The Benedetti couple had been married scarcely a year when death divided them. During a celebration, a balcony collapsed on which Vanna was standing with other guests. She, and she alone, was killed in the fall. Jacopo, finding, it is said, that his dear deceased wife was at her death wearing a hairshirt, presumably as a penance for his own sins, was beside himself with grief. He ceased his law practice, donned the habit of a Franciscan tertiary, and for ten years lived a penitential life, doing his best to invite the ridicule and mockery of his fellow townsmen. The children of Todi dubbed him “Jacopone” (“Stupid Jacopo”), and the name stuck.

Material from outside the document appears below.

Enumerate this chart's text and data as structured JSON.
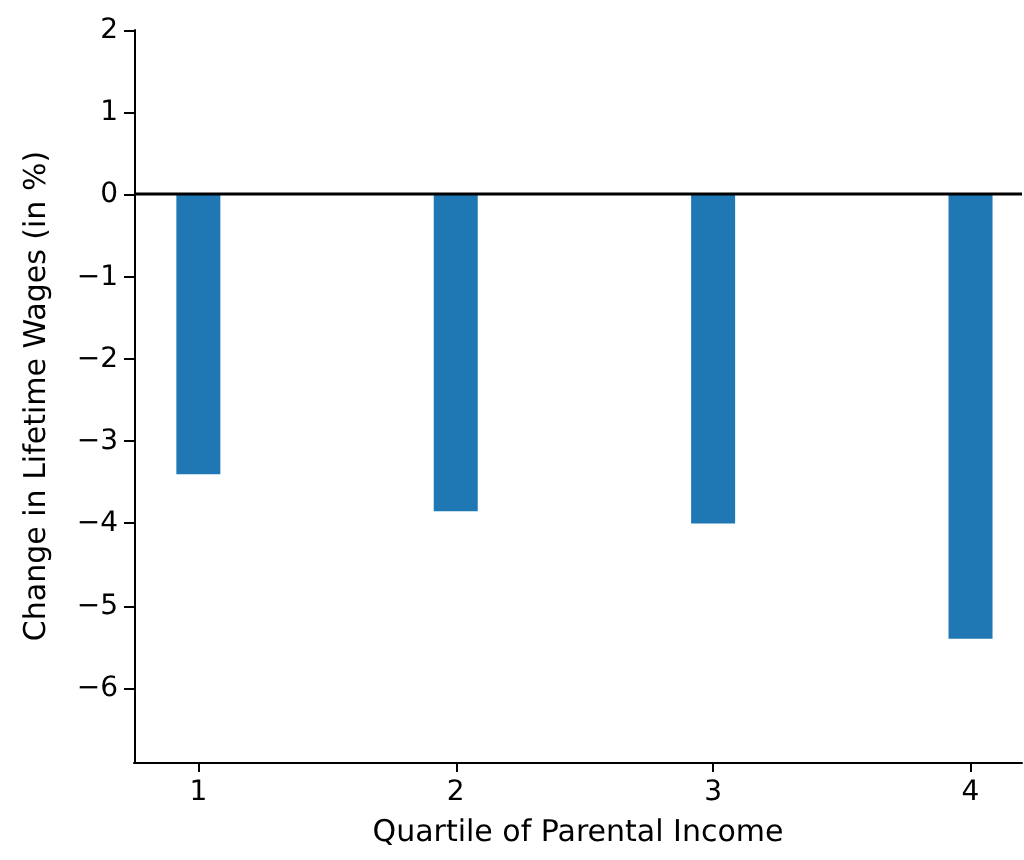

After the decade had passed, Jacopone asked to be admitted as a simple lay brother to the Franciscan convent of San Fortunato at Todi. Although the Todi Franciscans hesitated because of his eccentricities, they finally did receive him. As a religious, his sense of balance gradually returned, and he began to develop his skill as a writer of laudi, popular psalmlike poems and songs of a devout and mystical character, composed in the Umbrian dialect. At least 200 of these came from the pen of this “second David”. Set to music, they were among the best-loved hymns of the Umbrian region.

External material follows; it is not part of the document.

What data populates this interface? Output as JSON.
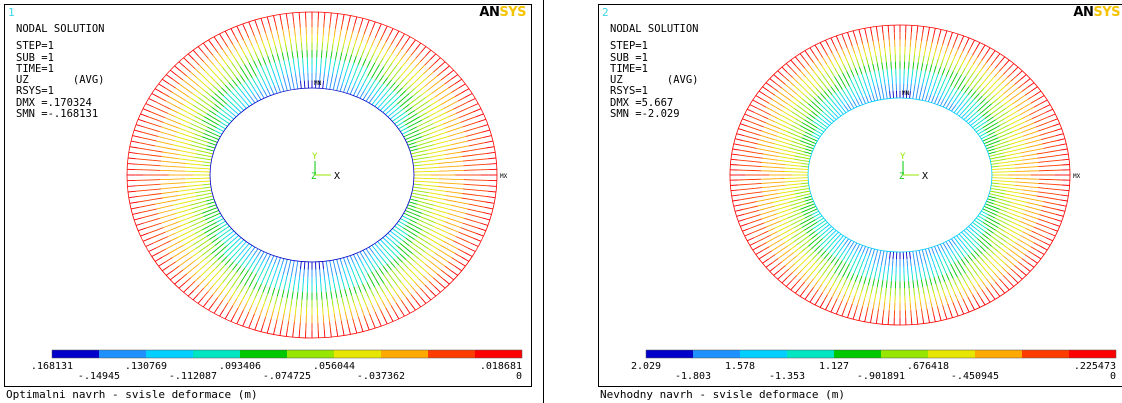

The period of Fra Jacopone’s life as a friar was one of great stress within the Franciscan Order, and Benedetti was inevitably drawn into the controversy that arose. His fellow friars of San Fortunato were in favor of toning down their order’s stress on poverty. Jacopone, on the other hand, supported the cause of the “Spirituals” among the Franciscans, who wanted to return to St. Francis’ own strict standards of religious poverty. In 1294 he joined other Spirituals in petitioning Pope St. Celestine V for permission to live apart from the rest of the order so that they could practice the more rigid rule. But Celestine resigned the papacy before action was taken and was succeeded by Pope Boniface VIII, who opposed the more rigorous views. During the struggle that followed, Jacopone publicized the Spirituals’ cause by writing verses highly critical of their opponents, the Pope included. When two brother-cardinals, the Colonnas, sided with the Spirituals and with the king of France against Pope Boniface, and Fra Jacopone gave his support to the Colonnas, politics and even war entered upon the scene. After the papal troops defeated the Colonnas, the Pope excommunicated and jailed Jacopone. He spent his prison time writing further songs, some exquisite, others harshly polemical. Jacopone was absolved and released only five years later, when Pope Boniface had died. Three years after that the hymn writer died at a convent of Franciscan nuns. It was Christmas Day.

Fra Jacopone is popularly called “Blessed” and is listed in the Franciscan calendar of blesseds and saints, although he has never been formally beatified. His laudi, written in Italian, are naturally not widely known outside his own homeland. He has been considered the author, however, of two well-known Latin hymns, the Stabat Mater Dolorosa (of Mary at Jesus’ death), and the matching Stabat Mater Speciosa (of Mary at Jesus’ birth).

The “Speciosa” goes: “At the crib her joy displaying / Knelt the lovely Mother praying /Close to Jesus from the start.”